Btw: The health issue can of course be balanced for by the higher food production capabilities of grasslands compared to sea and ocean squares.
 
I'm a terrible dotmapper, but I want to give a sugestion: your dotmap does not take in account the UB of your civ. Your UB gives a extra gold by water tile, and your dotmap does not reflect that ( some more coastal cities would be nice.... and would pay by them selfs easily woth Collosus or UB )

P.S interesting map..... you should do some well placed forts to have a easier fleet movement
 
I would move F definitely 1 NW. It stays coastal and keeps all 4 resources. Missing out on 2 sugar is not the best to be honest. It is still 4F/1C which is a nice tile. Coastal cities are a must and you did that perfectly. Cottage the whole island and if you can get both the great light house and colossus you will be a happy man. No horses, iron or copper btw? If you haven't researched that yet, it will mess your map up definitely.
 
Site D is pathetic. There aren't rivers, you don't have enough food to work the 3 gold (until biology), the city upkeep is enormous, and barbarians will pillage your long road there all the time, not to mention the worker time to build that road in the first place. Make that your last city to settle on the island. Other than that, try to settle close to your capital, and then spead outwards.

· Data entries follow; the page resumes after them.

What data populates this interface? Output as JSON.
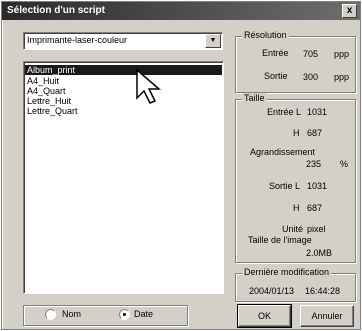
{
  "window": {
    "title": "Sélection d'un script",
    "close": "x"
  },
  "printer": {
    "selected": "Imprimante-laser-couleur"
  },
  "scripts": [
    "Album_print",
    "A4_Huit",
    "A4_Quart",
    "Lettre_Huit",
    "Lettre_Quart"
  ],
  "resolution": {
    "legend": "Résolution",
    "input_label": "Entrée",
    "input_value": "705",
    "input_unit": "ppp",
    "output_label": "Sortie",
    "output_value": "300",
    "output_unit": "ppp"
  },
  "size": {
    "legend": "Taille",
    "input_l_label": "Entrée L",
    "input_l_value": "1031",
    "input_h_label": "H",
    "input_h_value": "687",
    "enlarge_label": "Agrandissement",
    "enlarge_value": "235",
    "enlarge_unit": "%",
    "output_l_label": "Sortie L",
    "output_l_value": "1031",
    "output_h_label": "H",
    "output_h_value": "687",
    "unit_label": "Unité",
    "unit_value": "pixel",
    "image_size_label": "Taille de l'image",
    "image_size_value": "2.0MB"
  },
  "modified": {
    "legend": "Dernière modification",
    "date": "2004/01/13",
    "time": "16:44:28"
  },
  "sort": {
    "name_label": "Nom",
    "date_label": "Date",
    "selected": "Date"
  },
  "buttons": {
    "ok": "OK",
    "cancel": "Annuler"
  }
}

Look north of D. It has a fish. That's enough food to work all three mines with a lighthouse, and you have no need for a road since you're connected via the coast.
 
Move F two steps north.

There are also place for two more cities eventually.

One in the square southwest of B and one east of the lower of the two mountains.
 
Ahhhhh! Makes me want to start a new game!!! Having that much land to split up looks like a nightmare/tons of fun :eek:

...P.S interesting map..... you should do some well placed forts to have a easier fleet movement

Agree absolutely. Put 2 forts to the southeast of A to split the island in half, and then place 3 more forts by E - 2 of them to the northeast, and one to the south east ultimately splitting the island into thirds.